Testes da vacina chinesa em São Paulo devem terminar hoje

O governo de São Paulo anunciou ontem (15) que a pesquisa da vacina CoronaVac deve ser concluída hoje. A Anvisa iniciou os testes no dia 1º de outubro, e os resultados devem ser disponibilizados na próxima segunda-feira.

A CoronaVac tem sido desenvolvida pela farmacêutica chinesa Sinovac em parceria com o Instituto Butantan. Os resultados ainda precisarão ser avaliados pelos profissionais da saúde antes da vacina ser considerada segura, para que seja distribuída em massa.

O cronograma do estado de São Paulo indica que a imunização terá início no dia 15 de dezembro, mas não é certo se a vacina será distribuída pelo SUS. O tratamento será feito em duas doses, aplicadas em um prazo de 14 dias. Segundo informações do Canal Tech, os primeiros a serem vacinados serão os profissionais da saúde, seguidos por educadores e portadores de doenças crônicas.

A Organização Mundial da Saúde (OMS) realizou diversos testes, incluindo mais de 11 mil pessoas pelo mundo, concluindo que a hidroxicloroquina e o antiviral remdesivir não possuem eficácia contra o COVID-19. A hidroxicloroquina foi utilizada pelo presidente do Brasil como uma solução contra a pandemia, enquanto o presidente estadunidense utilizava o remdesivir com o mesmo intuito.

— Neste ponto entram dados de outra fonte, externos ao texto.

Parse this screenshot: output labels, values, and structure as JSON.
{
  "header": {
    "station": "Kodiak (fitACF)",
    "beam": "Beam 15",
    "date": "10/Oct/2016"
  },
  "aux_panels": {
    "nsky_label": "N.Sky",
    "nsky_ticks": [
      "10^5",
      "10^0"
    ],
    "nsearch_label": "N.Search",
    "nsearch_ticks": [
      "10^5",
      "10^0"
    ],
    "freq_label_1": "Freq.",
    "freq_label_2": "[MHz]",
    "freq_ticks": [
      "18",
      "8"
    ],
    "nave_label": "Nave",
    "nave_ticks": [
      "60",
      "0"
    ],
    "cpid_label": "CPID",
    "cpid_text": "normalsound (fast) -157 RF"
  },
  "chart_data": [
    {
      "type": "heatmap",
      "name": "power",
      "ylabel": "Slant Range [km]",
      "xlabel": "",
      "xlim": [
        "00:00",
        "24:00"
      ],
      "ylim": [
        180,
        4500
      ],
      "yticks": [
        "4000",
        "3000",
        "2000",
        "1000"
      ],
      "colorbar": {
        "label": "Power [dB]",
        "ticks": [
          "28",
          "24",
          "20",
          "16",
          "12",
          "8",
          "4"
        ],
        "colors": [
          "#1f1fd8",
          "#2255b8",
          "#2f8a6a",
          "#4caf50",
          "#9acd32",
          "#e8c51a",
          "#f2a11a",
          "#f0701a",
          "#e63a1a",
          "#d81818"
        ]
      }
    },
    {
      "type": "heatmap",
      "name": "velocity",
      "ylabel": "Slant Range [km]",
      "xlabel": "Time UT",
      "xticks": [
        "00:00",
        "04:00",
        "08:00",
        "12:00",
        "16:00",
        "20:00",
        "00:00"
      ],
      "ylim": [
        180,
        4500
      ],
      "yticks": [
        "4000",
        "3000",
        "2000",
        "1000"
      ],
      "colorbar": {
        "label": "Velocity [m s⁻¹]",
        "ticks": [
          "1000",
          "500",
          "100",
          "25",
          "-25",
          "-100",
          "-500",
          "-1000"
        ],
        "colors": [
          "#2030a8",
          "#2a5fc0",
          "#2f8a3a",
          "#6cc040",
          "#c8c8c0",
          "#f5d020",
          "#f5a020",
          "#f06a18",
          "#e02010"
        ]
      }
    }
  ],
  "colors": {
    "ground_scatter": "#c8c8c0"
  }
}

Nos teste laboratoriais, os medicamentos apresentaram pouco ou nenhum efeito na recuperação de pacientes infectados. Também não foram registradas quaisquer alterações no tempo de internação das pessoas contaminadas, após consumirem os fármacos. Segundo a coluna de Jamil Chade, a pesquisa incluiu mais de 30 países, 405 hospitais e pelo menos seis meses de estudos.

Apesar do prospecto positivo, um novo estudo tem preocupado os especialistas. Um outro tipo de coronavírus, o SADS-CoV, tem causado diarreia e vômitos em porcos, e possui potencial de infectar humanos. Ao contrário do SARS-CoV-2, o SADS-CoV é capaz de se reproduzir no fígado e intestino humanos.

Esta variável do vírus foi descoberta em 2016, e embora não possua o mesmo potencial de letalidade do outro patógeno, pode levar à morte por desidratação e desnutrição. Contudo, o antiviral remdesivir, usado no tratamento de ebola, tem mostrado resultados positivos no seu combate.